Valorizzare l'essere persona: l'esperienza di Annamaria Napoli

Aggiornamento: 3 dic 2021

Continua il nostro viaggio per conoscere i Counselor E-Skill. Oggi tocca ad Annamaria Napoli. Ecco cosa ci racconta della sua esperienza nella nostra scuola e di come lavora oggi.


Annamaria, che tutti chiamano Anna, ha iniziato la Scuola di Counseling ad ottobre del 2017. Fin dal primo colloquio ci è parsa una persona determinata e con le idee chiare: era sicura di volere diventare counselor e tutte le scelte degli ultimi anni della sua vita l'avevano portata verso quell'obiettivo. Anna è una persona divertente, dotata di una grande resilienza e di un forte sense of humor; ha sempre una parola buona per tutti e riserva forti attenzioni all'altro riuscendo a sdrammatizzare in modo intelligente e sensibile anche i momenti più duri. Queste sue caratteristiche l'hanno portata a scegliere un tirocinio in ambito socio-sanitario. Anna si è confrontata con la difficile realtà della Caritas prima e con un importante progetto rivolto agli anziani ospiti di una RSA di cui ci ha parlato qui.

A febbraio ha raggiunto il suo obiettivo: è diventata counselor, si è iscritta ad Assocounseling e oggi esercita in uno studio privato. Ma conosciamo meglio la sua esperienza che ha portato nella tesi.


D: Anna, la tua tesi parla del counseling socio-sanitario e di come sia importante valorizzare la persona. Ci racconti come mai hai scelto questo tema?

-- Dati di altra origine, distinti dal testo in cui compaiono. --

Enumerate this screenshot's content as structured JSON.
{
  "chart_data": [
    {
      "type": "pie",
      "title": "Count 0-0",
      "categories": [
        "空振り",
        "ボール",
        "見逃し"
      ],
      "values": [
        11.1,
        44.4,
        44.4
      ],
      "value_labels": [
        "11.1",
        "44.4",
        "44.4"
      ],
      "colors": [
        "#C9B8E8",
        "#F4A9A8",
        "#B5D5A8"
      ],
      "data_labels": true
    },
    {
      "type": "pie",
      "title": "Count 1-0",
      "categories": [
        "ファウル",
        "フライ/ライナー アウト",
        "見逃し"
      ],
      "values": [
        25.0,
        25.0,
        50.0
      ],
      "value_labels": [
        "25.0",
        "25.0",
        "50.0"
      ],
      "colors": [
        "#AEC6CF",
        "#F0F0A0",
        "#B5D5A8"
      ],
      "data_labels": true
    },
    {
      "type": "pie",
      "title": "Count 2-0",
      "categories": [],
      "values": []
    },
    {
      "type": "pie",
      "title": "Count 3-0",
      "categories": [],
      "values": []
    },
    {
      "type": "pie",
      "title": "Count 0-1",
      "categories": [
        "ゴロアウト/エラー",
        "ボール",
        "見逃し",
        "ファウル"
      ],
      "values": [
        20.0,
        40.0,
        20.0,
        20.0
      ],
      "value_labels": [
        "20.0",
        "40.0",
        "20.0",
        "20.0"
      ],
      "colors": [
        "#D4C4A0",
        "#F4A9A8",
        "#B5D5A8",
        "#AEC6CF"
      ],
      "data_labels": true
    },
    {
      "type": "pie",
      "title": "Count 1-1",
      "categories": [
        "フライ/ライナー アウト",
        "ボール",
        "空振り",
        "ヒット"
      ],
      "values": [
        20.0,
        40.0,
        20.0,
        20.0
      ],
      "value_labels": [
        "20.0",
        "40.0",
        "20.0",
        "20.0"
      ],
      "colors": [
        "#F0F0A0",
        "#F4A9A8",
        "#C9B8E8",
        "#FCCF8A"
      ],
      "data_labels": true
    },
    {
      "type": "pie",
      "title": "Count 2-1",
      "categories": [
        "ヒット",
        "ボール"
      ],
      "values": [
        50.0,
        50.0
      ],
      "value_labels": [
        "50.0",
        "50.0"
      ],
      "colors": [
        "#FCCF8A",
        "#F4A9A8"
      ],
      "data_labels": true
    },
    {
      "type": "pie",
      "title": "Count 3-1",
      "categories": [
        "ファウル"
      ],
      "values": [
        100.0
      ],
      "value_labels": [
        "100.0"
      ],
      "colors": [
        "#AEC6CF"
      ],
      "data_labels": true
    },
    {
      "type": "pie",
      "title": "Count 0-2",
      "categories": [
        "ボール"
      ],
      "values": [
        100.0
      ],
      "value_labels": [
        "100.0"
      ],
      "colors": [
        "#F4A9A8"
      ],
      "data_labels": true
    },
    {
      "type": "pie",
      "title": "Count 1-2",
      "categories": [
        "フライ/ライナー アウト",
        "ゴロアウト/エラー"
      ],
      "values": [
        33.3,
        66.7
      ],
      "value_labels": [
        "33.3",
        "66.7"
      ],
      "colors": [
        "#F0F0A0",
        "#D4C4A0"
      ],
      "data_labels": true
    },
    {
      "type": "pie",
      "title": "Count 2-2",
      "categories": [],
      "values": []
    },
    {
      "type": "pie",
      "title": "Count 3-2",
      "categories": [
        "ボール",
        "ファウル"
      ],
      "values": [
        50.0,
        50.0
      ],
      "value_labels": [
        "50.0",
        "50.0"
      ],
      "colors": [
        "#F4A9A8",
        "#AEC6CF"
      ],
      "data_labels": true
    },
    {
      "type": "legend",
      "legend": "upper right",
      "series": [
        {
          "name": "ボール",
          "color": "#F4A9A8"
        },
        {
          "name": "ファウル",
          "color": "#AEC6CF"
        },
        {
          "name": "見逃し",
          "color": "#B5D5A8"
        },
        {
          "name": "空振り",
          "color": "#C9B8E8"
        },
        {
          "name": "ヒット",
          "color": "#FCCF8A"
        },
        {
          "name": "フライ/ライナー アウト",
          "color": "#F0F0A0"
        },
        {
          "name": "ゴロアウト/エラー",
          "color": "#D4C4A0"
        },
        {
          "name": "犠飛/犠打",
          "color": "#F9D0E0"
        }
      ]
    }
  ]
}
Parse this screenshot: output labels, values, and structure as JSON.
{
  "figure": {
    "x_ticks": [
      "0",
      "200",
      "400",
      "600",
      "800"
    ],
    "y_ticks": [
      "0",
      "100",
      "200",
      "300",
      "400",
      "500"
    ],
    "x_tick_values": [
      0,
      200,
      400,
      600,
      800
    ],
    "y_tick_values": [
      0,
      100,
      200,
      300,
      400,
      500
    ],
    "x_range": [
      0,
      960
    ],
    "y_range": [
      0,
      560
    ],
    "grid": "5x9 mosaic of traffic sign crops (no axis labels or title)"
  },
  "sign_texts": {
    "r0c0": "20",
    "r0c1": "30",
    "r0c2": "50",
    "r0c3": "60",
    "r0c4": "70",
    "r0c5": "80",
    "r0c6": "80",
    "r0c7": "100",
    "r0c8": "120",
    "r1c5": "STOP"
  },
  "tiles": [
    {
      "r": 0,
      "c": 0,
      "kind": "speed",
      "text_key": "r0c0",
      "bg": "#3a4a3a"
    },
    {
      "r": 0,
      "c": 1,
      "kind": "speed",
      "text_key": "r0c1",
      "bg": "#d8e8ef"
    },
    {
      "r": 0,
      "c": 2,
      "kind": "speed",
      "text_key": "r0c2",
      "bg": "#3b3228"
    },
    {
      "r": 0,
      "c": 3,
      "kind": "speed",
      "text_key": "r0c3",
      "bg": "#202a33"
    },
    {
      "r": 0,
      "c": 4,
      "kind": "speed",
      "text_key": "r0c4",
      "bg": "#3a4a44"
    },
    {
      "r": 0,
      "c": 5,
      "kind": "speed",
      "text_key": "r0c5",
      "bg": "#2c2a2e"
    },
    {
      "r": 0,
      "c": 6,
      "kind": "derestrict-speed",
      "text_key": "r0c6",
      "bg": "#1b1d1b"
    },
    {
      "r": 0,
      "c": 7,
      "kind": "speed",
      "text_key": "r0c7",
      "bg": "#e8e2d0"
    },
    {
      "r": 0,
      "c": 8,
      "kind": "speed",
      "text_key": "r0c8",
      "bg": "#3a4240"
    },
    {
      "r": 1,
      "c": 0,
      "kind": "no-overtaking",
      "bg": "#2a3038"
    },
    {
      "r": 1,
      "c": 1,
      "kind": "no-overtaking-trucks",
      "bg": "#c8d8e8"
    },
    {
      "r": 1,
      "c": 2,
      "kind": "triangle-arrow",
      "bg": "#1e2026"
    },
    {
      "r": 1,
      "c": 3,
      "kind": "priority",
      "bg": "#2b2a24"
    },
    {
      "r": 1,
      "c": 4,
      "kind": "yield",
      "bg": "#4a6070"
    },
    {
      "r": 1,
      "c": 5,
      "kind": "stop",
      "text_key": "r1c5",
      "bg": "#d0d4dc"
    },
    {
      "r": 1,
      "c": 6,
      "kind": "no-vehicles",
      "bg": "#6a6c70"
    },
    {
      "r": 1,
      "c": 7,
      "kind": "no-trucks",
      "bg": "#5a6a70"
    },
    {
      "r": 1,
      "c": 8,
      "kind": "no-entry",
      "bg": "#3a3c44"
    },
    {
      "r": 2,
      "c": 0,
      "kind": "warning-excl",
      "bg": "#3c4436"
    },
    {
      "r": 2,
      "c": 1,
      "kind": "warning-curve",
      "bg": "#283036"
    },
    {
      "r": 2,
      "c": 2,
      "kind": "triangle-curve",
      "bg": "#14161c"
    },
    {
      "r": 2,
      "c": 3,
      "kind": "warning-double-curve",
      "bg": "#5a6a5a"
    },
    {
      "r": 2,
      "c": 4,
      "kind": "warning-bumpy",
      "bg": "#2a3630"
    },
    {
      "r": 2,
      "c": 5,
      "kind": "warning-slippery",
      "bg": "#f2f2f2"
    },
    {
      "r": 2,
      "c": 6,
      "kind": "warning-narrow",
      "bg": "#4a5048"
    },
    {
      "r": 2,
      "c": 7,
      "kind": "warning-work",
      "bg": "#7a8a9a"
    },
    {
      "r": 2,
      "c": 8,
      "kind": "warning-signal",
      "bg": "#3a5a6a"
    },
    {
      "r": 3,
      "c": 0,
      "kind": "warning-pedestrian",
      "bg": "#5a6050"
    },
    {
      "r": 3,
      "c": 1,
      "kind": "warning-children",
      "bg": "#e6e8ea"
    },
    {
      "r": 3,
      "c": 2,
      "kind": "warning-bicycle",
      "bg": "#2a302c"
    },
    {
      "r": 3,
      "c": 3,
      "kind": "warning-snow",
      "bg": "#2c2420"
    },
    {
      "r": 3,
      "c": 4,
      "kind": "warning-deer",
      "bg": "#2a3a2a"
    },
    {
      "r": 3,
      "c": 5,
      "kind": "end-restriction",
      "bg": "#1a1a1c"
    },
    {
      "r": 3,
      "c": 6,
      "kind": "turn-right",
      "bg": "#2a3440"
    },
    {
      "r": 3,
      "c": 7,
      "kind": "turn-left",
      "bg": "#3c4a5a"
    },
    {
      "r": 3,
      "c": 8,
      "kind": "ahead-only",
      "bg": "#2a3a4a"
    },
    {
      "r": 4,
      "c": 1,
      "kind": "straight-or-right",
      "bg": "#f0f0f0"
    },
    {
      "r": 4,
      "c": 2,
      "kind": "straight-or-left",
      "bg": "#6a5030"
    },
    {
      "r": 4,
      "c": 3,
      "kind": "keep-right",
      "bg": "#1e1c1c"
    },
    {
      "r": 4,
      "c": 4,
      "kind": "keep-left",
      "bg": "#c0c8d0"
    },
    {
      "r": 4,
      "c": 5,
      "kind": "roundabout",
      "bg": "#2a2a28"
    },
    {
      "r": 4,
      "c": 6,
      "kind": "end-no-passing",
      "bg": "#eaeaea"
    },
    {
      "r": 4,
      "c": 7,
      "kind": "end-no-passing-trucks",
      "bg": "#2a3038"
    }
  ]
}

R: Oggi stiamo vivendo la nostra vita in un modo tale per cui c’è spazio solo per il “Saper Fare” e non per il “Saper Essere”. Ci siamo disabituati alla relazione di fiducia ed alla cura dell’altro, ignorando la sofferenza di un Essere Umano e vedendo invece semplicemente un problema biologico, fisiologico da gestire esclusivamente con qualche tipo di intervento medico o farmacologico. Ecco perché la pratica dell’assistenza, che avvenga in Istituzioni o nelle Comunità Residenziali, reca con sé i residui di diverse situazioni depersonalizzanti: l’abbruttimento, l’attribuzione di deficit morali e fisici, la non accettazione della stessa istituzionalizzazione, la mancanza di fiducia in sé e negli altri e l’assenza di una relazione autentica con i caregivers, la rassegnazione perenne e la mancanza di un obiettivo.

Ho toccato con mano tutto questo quando ho svolto parte del mio tirocinio in una RSA che poi ho sistematizzato con la teoria che abbiamo affrontato nel modulo di Counseling socio-sanitario con la Dott.ssa De Filippi che è stata anche la mia relatrice della tesi.


D: Qual è la maggiore difficoltà che hai incontrato nel confrontarti con persone che vivevano oggettive difficoltà cognitive? (gli ospiti della RSA che ha incontrato Anna erano anziani con patologie come la demenza senile o l'Alzheimer ndr)

R: Quando lavori nel campo socio-sanitario le difficoltà sono diverse perché ti ritrovi in un settore molto delicato che impatta sulla malattia, sulla cura, sull’inclusione sociale, sulla formazione degli operatori sanitari, sull’accettazione di una realtà che magari non vorresti vivere e non hai gli strumenti per affrontarla. Nel mio caso, svolgendo un tirocinio presso una RSA, le difficoltà cognitive sono state un grande ostacolo per il coinvolgimento degli ospiti nel mio progetto, ma certamente anche un grande stimolo per imparare a cambiare schema, ad adottare nuove strategie che impattavano più sulla fiducia, sulle emozioni, sulle “carezze” dell’anima che sul risultato.


D. Che cos’hai imparato dalla tua esperienza?

R: Ho imparato a non pormi limiti e a valorizzare anche la più piccola risorsa nella persona anziana o malata che necessita di ascolto attivo, fiducia, comprensione, motivazione.

Bisogna vedere l’individuo con occhi diversi, riconsiderarlo con il cuore e le emozioni in uno scambio infinito di sguardi, quasi di complicità, soprattutto laddove le capacità vengano meno.


D: Se dovessi concludere con una frase sul tuo percorso di counseling e i risultati ottenuti finora, che cosa diresti?

R: Direi che è stato il miglior investimento di risorse, tempo, impegno della mia vita. Mi ha permesso, innanzitutto, di essere una persona migliore, più consapevole, determinata, dandomi anche degli strumenti pratici per poter attivare una professione che amo e che svolgo con molta passione. E-SKILL è una Scuola di Counseling valida, efficiente, ben organizzata con ottimi professionisti di diversi profili e la consiglio perché, in primis, è una scuola di vita.